The span was a through-pin-connected Pratt truss, the predominant style of railway bridge construction in the era from 1890 until 1920 and was designed and built by the A & P Roberts Company (merged into American Bridge Company in 1900). It was nearly identical to the Northwest Railway Museum's Northern Pacific Railway Bridge 35, rehabilitated in 2003/2004. This bridge design revolutionized the railroad allowing greater tonnage and a significant increase in locomotive size over earlier designs. Its modular design also sped fabrication and construction, particularly in remote wilderness areas. The design was itself superseded by even stronger bridge construction to support the continuing increases in train tonnage and locomotive size. For the Northern Pacific Railway, that was the arrival of the Z class and other large motive power pushing total engine and tender weights to 500,000 pounds and beyond.

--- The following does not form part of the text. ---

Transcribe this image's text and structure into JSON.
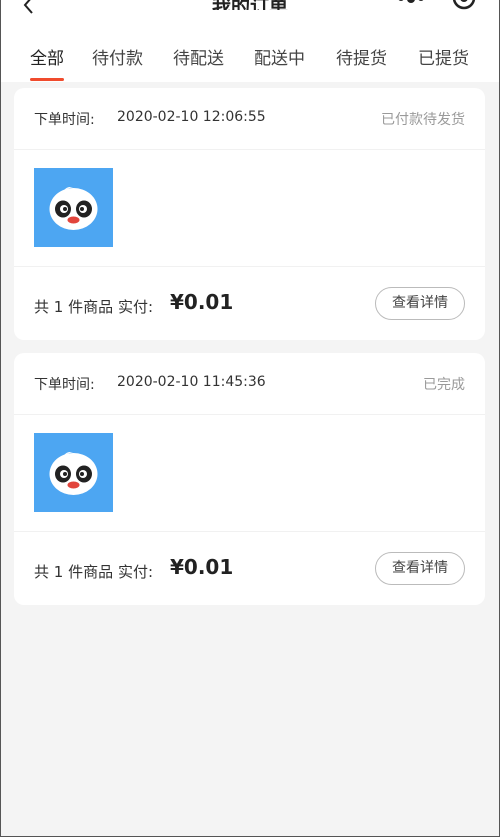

Large steel pins connected individual modules together. Each module was small enough to ship on a railway flatcar. The modules were assembled in a Chicago factory.
Latticework chords at left and box girders at right were significant structural features.
Intricate components complete the first and last chord of a pin-connected truss.
A seldom seen sight on this bridge was the bracing in the plate girder sections, below the timber deck.
Evidence of earlier trestle construction, perhaps from the false work used to erect the truss in 1916, remained in 2005 and appears on the left. On the right, the bridge foundation, a series of square piles driven to refusal, remained sound to the end. Creosote-treated old growth fir can perform well over a very long period, even in a river channel.